I’m honored to accept a Frontline Scholarship from the generous benefactors of TEDMED. I look forward to being in DC next month to meet some of the people on the forefront of medical innovation.
Talk at ESA EAC
Yesterday (Feb 21) I gave a presentation at the ESA European Astronaut Center in Cologne, Germany on using ultrasound for spaceflight imaging of the spine. I was mostly talking to the students in the King’s College London Space Physiology & Health Masters Program. As part of their year-long program the students, about 9 every year, travel to the EAC to learn about operational space medicine in Europe. The goal of the program is to produce Biomedical Engineers conversant in space medicine who can then go off to work in commercial space or in their local space program.

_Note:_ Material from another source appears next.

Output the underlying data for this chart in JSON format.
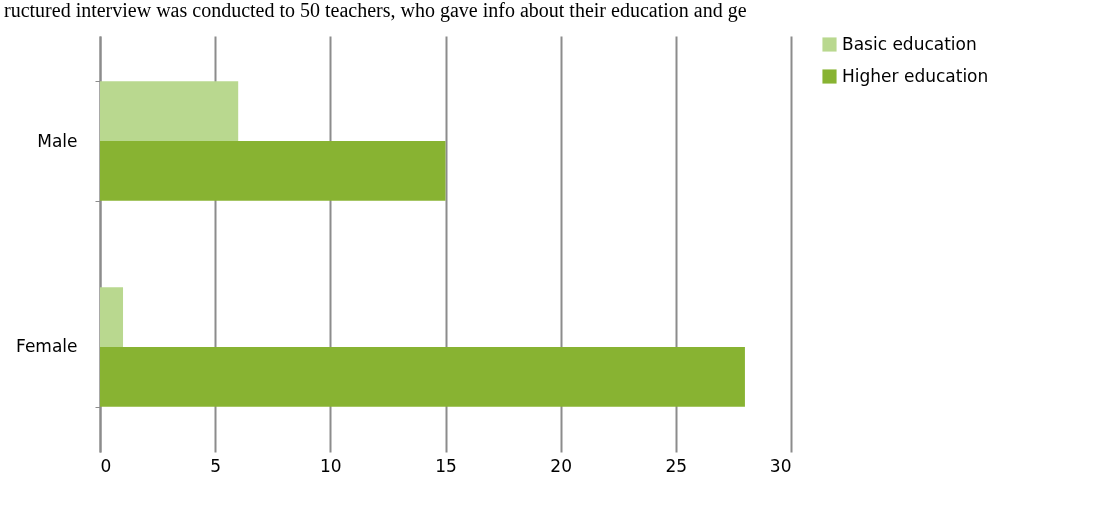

If they can’t find jobs in human spaceflight then the program also prepares them to work in a physiology lab. It seems like a very robust degree program, and also an indication that commercial human spaceflight is drawing enough interest that students are willing to spend tuition and time to be prepared to work in the industry. And, if I can go by the types of questions I was asked after my presentation, the students and faculty are well prepared.
What will go here
I plan to use this space as a hub for my work. Blog posts will probably point to news items and mentions by others.